A younger generation was introduced to the multiple talents of Paul Williams through the 2011 documentary aptly named “Paul Williams Still Alive.”
Anyone alive in the 1970s doesn’t need introduced to Williams, a 5-foot-2 singer/songwriter/actor who was a regular on “The Tonight Show” and who appeared in “Smokey and the Bandit” and wrote many iconic songs. But he then seemingly disappeared from the public view for many years. He is the first to admit the ‘80s were a lost decade due to cocaine and alcohol addiction.
Great American Songbook Foundation founder Michael Feinstein certainly recognizes the talents of Williams, who will be inducted into the Songbook Hall of Fame, along with Tony Bennett, Doris Day and Duke Ellington, Sept. 21 at the Palladium in the Center for the Performing Arts in Carmel. Day died at 97 in May and Ellington died at 75 in 1974. Dionne Warwick will provide entertainment at the sold-out Songbook Celebration gala, which supports the center’s artistic and educational programming.
“That’s the music that brought me into music,” Williams said of the Songbook era. “When I was in high school in the ‘50s, everyone was listening to rock ‘n’ roll, I was listening to ‘Only the Lonely’ and (Frank) Sinatra. My favorite song has always been ‘Someone to Watch Over Me.’ It’s wonderful full circle for me to share the company of these amazing songs and songwriters.”
Williams said he considers Feinstein a good friend and sang at his wedding to Terrence.
“It’s remarkable at this point of my life. I turn 79 on Sept. 19. I feel like a tired 34. It’s a remarkable thing to celebrate,” he said. “I get to shake hands with the man (Feinstein) that has kept those songs alive.”
Williams is thrilled to be inducted with such a special group.
“The great thing about what I do for a living is we never have to give up our fan card,” he said. “When I see Tony Bennett, I try to keep that, ‘Oh, My God, there’s Tony Bennett’ look off my face and look as casual as possible. Williams said he was thrilled to add Bennett to the list of famous singers who have recorded his songs, such as Sinatra, Ella Fitzgerald and Elvis Presley.
A lyricist for most of his career, Williams co-wrote The Carpenters songs “We’ve Only Just Begun” and “Rainy Days and Mondays” with Roger Nichols.
Williams wrote most of “The Muppet Movie” songs with Kenneth Ascher, including “Rainbow Connection.

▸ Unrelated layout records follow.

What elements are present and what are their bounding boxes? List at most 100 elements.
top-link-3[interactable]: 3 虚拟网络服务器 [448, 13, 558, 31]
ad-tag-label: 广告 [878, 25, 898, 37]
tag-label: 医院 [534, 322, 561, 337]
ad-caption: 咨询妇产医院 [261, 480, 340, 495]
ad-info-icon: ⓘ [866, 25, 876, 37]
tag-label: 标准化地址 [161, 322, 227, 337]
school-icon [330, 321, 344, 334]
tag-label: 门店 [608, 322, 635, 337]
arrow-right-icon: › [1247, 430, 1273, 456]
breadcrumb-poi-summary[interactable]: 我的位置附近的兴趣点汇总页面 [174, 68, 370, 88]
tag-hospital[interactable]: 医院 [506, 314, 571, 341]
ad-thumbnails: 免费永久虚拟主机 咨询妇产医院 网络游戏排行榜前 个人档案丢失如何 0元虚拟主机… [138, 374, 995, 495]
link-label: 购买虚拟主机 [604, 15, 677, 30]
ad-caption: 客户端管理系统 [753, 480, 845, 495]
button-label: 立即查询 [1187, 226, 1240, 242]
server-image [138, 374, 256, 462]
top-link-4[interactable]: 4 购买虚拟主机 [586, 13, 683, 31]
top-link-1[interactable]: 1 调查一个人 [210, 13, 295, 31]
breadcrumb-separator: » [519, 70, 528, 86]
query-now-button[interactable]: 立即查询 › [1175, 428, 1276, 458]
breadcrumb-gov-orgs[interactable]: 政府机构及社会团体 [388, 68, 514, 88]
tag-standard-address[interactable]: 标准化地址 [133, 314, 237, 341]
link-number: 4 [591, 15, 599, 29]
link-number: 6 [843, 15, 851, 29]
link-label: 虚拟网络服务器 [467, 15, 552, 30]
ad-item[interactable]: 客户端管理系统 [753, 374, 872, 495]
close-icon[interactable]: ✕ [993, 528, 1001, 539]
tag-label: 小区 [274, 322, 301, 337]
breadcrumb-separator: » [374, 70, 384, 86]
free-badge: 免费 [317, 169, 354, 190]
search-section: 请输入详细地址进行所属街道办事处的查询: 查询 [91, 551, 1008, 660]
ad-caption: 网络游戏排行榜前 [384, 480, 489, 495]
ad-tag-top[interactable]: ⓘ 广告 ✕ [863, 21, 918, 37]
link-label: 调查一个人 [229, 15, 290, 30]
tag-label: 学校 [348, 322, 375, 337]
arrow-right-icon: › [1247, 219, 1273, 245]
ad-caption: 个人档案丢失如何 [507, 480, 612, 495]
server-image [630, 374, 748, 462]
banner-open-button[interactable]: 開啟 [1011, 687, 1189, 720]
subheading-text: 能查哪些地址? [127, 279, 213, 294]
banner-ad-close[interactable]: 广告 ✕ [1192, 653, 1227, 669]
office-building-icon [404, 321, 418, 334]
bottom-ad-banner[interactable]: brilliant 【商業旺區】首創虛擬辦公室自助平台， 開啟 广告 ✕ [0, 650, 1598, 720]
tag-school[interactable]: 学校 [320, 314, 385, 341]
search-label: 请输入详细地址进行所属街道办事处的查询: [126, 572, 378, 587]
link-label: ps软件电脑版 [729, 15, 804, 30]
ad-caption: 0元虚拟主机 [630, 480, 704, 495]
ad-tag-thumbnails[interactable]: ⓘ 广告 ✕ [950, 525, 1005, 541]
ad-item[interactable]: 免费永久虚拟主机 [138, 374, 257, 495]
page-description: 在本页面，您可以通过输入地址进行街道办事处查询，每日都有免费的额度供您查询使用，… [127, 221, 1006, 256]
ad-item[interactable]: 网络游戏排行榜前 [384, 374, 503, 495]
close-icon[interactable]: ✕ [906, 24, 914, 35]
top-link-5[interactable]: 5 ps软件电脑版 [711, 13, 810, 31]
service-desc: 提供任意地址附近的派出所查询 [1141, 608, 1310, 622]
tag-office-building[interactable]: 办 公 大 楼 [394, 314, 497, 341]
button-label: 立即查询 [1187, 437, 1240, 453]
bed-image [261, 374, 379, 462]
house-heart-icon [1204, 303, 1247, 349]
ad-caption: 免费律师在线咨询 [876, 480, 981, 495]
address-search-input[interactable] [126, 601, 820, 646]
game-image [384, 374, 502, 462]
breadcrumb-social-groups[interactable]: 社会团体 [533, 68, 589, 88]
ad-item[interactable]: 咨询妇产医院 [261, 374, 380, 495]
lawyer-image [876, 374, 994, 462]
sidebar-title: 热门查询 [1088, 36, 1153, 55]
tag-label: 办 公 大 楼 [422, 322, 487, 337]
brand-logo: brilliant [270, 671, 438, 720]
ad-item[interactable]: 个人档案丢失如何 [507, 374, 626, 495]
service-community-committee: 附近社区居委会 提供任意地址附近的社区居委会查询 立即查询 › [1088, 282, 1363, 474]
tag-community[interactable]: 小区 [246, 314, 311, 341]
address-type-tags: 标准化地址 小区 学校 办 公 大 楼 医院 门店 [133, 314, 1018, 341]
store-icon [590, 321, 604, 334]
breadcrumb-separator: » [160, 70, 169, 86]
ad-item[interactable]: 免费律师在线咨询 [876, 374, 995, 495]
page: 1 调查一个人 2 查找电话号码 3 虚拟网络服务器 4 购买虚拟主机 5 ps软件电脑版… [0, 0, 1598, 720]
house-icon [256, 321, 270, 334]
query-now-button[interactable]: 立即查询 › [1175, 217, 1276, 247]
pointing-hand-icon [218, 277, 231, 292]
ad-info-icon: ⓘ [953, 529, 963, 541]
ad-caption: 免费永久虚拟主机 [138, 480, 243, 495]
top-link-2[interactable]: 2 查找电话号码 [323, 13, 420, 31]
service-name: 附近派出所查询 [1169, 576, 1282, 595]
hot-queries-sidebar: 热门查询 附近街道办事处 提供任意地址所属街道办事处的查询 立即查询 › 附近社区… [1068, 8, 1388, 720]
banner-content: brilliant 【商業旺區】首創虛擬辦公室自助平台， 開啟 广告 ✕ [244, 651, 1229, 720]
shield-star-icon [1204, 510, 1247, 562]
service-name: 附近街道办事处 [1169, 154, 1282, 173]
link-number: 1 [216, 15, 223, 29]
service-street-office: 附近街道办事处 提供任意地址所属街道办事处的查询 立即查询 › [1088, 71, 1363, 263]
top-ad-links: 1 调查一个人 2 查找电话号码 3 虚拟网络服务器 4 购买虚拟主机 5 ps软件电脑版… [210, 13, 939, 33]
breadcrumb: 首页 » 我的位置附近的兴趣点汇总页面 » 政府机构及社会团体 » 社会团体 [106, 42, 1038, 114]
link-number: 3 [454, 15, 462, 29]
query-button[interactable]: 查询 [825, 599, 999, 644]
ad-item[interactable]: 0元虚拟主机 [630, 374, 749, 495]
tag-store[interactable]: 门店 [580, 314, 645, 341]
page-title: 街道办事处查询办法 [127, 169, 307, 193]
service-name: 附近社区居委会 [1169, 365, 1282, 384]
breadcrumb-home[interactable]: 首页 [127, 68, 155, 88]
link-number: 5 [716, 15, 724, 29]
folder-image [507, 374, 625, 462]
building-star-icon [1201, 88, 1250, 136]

“These are great composers that I worked with and I learned so much from,” Williams said.
Williams won an Oscar for writing “Evergreen,” which Barbra Streisand sang in the 1976 movie “A Star is Born.”
Williams said people frequently come up to him and say they were married to “We’ve Only Just Begun” and “Evergreen.”
“Sometimes that is followed up by we’re not together anymore,” he said. “But it’s phenomenal to think you’ve been part of that magical moment in someone’s life.”
Williams is not singing as much as he used to. He did act in the second season of the Amazon Prime series “Goliath.” For the past 11 years, he has been president of the American Society of Composers, Authors and Publishers.
“I’m not singing as much. Frankly, there are some challenges around my hearing that make it a little difficult to find a note once in a while,” he said. “I haven’t quit singing, but I find I’m really comfortable letting someone else sing the songs.”
Williams initially pursued an acting career but got few parts. He unsuccessfully auditioned for “The Monkees” TV show, but there was a bright side.
“The failure of the acting career led me to songwriting,” he said.
Williams has been sober for 29 years and is a certified drug rehabilitation counselor through UCLA.
“The two things I’m intensely passionate about, recovery, and the other is protecting musicians’ rights and making sure they are compensated for the brilliant work they do,” he said.
With all he has been through, Williams said it made collaborating with French electronic duo Daft Punk for two songs on the Grammy-winning Album of the Year even more special.